Gulf of Mexico – After conducting an analysis of hydrocarbon seepage from the sea floor less approximately two miles from the BP oil well, scientists have concluded the seepage may be from a naturally occurring methane release.
In addition, it appears at least for now that leaks from the well cap are not “consequential,” according to incident commander Admiral Thad Allen of the United States Coast Guard.
The Washington Post reported Tuesday that there is seepage occurring in four places at BP’s well and cap, however integrity testing has been approved by the government to continue up to another 24 hours.
Though the well leaks may form hydrate crystals which could hamper future containment siphoning, Admiral Allen stated of the leaks, “We do not believe this is consequential at this time.”
Concerning the sea floor seepage, BP spokesperson Mark Proegler remarked, “Scientists have concluded that the seep was naturally occurring.” Though still not completely ruled out of possibility, there had been concern that the well may have damaged the sea floor creating multiple fissures which would leak oil and methane for year to come.
Backing Proegler’s assessment, MSNBC News reported that Louisiana State University biological oceanographer Robert Carney added, “You have little bubbles rising up from the bottom frequently; that’s the methane gas. Oil would be a little black dot, more difficult to see. But both escape into the water regularly.”

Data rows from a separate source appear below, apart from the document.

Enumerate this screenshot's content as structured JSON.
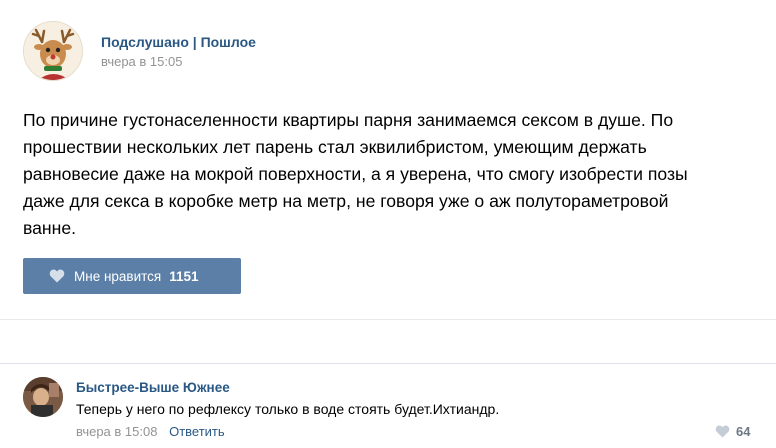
{
  "post": {
    "author": "Подслушано | Пошлое",
    "time": "вчера в 15:05",
    "avatar_icon": "deer-avatar-icon",
    "text": "По причине густонаселенности квартиры парня занимаемся сексом в душе. По прошествии нескольких лет парень стал эквилибристом, умеющим держать равновесие даже на мокрой поверхности, а я уверена, что смогу изобрести позы даже для секса в коробке метр на метр, не говоря уже о аж полутораметровой ванне.",
    "like_label": "Мне нравится",
    "like_count": "1151",
    "like_icon": "heart-icon"
  },
  "comment": {
    "author": "Быстрее-Выше Южнее",
    "text": "Теперь у него по рефлексу только в воде стоять будет.Ихтиандр.",
    "time": "вчера в 15:08",
    "reply_label": "Ответить",
    "like_count": "64",
    "like_icon": "heart-icon"
  },
  "colors": {
    "link": "#2a5885",
    "button": "#5b7fa6",
    "muted": "#939393",
    "divider": "#e7e8ec"
  }
}
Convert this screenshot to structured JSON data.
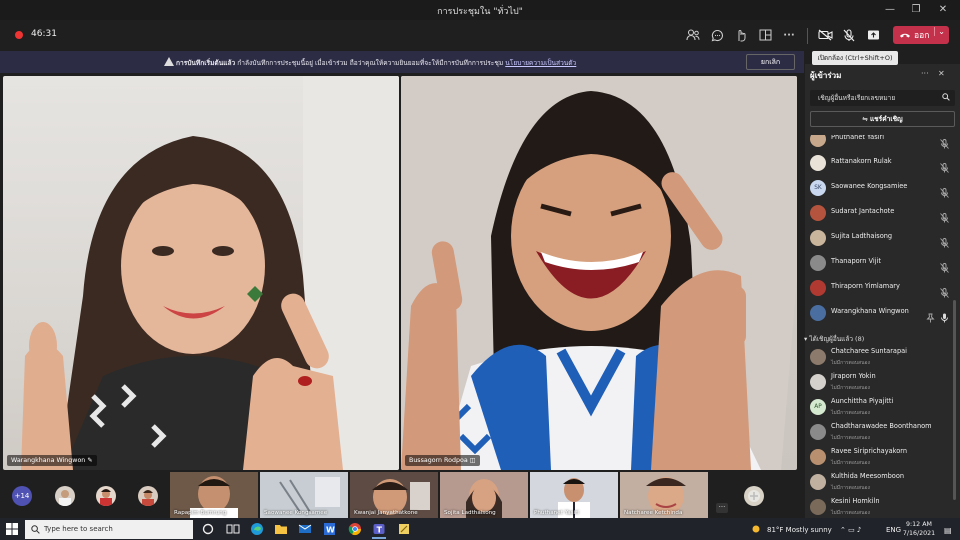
{
  "window": {
    "title": "การประชุมใน \"ทั่วไป\"",
    "minimize": "—",
    "maximize": "❐",
    "close": "✕"
  },
  "toolbar": {
    "timer": "46:31",
    "leave_label": "ออก",
    "leave_chevron": "⌄",
    "more": "···",
    "icons": [
      "people-icon",
      "chat-icon",
      "reactions-icon",
      "rooms-icon",
      "share-icon",
      "camera-icon",
      "mic-icon",
      "share-tray-icon"
    ]
  },
  "tooltip": "เปิดกล้อง (Ctrl+Shift+O)",
  "banner": {
    "bold": "การบันทึกเริ่มต้นแล้ว",
    "text": " กำลังบันทึกการประชุมนี้อยู่ เมื่อเข้าร่วม ถือว่าคุณให้ความยินยอมที่จะให้มีการบันทึกการประชุม ",
    "link": "นโยบายความเป็นส่วนตัว",
    "dismiss": "ยกเลิก"
  },
  "videos": {
    "left_name": "Warangkhana Wingwon",
    "right_name": "Bussagorn Rodpoa"
  },
  "strip": {
    "more_count": "+14",
    "tiles": [
      {
        "name": "Rapapim Bumrung"
      },
      {
        "name": "Saowanee Kongsamee"
      },
      {
        "name": "Kwanjai Janyathatkone"
      },
      {
        "name": "Sojita Ladthaisong"
      },
      {
        "name": "Phuthanet Yasiri"
      },
      {
        "name": "Natcharee Ketchinda"
      }
    ],
    "dots": "···"
  },
  "panel": {
    "title": "ผู้เข้าร่วม",
    "more": "···",
    "close": "✕",
    "invite_placeholder": "เชิญผู้อื่นหรือเรียกเลขหมาย",
    "share_invite": "แชร์คำเชิญ",
    "in_meeting": [
      {
        "name": "Phuthanet Yasiri",
        "initials": "",
        "color": "#c8a88c"
      },
      {
        "name": "Rattanakorn Rulak",
        "initials": "",
        "color": "#e8e2d8"
      },
      {
        "name": "Saowanee Kongsamiee",
        "initials": "SK",
        "color": "#c9d7ef"
      },
      {
        "name": "Sudarat Jantachote",
        "initials": "",
        "color": "#b4543e"
      },
      {
        "name": "Sujita Ladthaisong",
        "initials": "",
        "color": "#c9b49c"
      },
      {
        "name": "Thanaporn Vijit",
        "initials": "",
        "color": "#8a8a8a"
      },
      {
        "name": "Thiraporn Yimlamary",
        "initials": "",
        "color": "#b03a32"
      },
      {
        "name": "Warangkhana Wingwon",
        "initials": "",
        "color": "#4a6ea0"
      }
    ],
    "invited_header": "ได้เชิญผู้อื่นแล้ว (8)",
    "invited": [
      {
        "name": "Chatcharee Suntarapai",
        "sub": "ไม่มีการตอบสนอง",
        "initials": "",
        "color": "#8c7a6c"
      },
      {
        "name": "Jiraporn Yokin",
        "sub": "ไม่มีการตอบสนอง",
        "initials": "",
        "color": "#d4d0cc"
      },
      {
        "name": "Aunchittha Piyajitti",
        "sub": "ไม่มีการตอบสนอง",
        "initials": "AP",
        "color": "#d5e8d0"
      },
      {
        "name": "Chadtharawadee Boonthanom",
        "sub": "ไม่มีการตอบสนอง",
        "initials": "",
        "color": "#8a8a8a"
      },
      {
        "name": "Ravee Siriprichayakorn",
        "sub": "ไม่มีการตอบสนอง",
        "initials": "",
        "color": "#b89070"
      },
      {
        "name": "Kulthida Meesomboon",
        "sub": "ไม่มีการตอบสนอง",
        "initials": "",
        "color": "#c0b0a0"
      },
      {
        "name": "Kesini Homkiln",
        "sub": "ไม่มีการตอบสนอง",
        "initials": "",
        "color": "#7a6a5a"
      }
    ]
  },
  "taskbar": {
    "search_placeholder": "Type here to search",
    "weather": "81°F  Mostly sunny",
    "lang": "ENG",
    "time": "9:12 AM",
    "date": "7/16/2021"
  }
}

Still, no answer has been forthcoming from BP as to why the pressure has not risen in the well as expected. Such a lack of a rise in pressure may suggest more leaking elsewhere from within the well system than has appeared thus far at the wellhead, or it may just be that BP was wrong on their analysis of the pressure within the well.
BP is still advocating keeping the cap closed until the relief well is connected; however, Admiral Allen warned that too much is still unknown, exclaiming “I’m not prepared to say the well is shut in until the relief well is done. There are too many uncertainties.”
In response to the past few days of division between the government and BP on how to proceed, White House Press Secretary Robert Gibbs stated on Monday, “We had some concerns, I think as you heard, over the past 24 hours about commitments that BP had made that we did not feel that they were adequately living up to in terms of that monitoring. That was dealt with last night on a call that lasted late into the evening where we believe that we’re getting the type of overall monitoring, particularly the seismic and the monitoring with the remotely operated vehicle, so that we can look at each of these different steps.”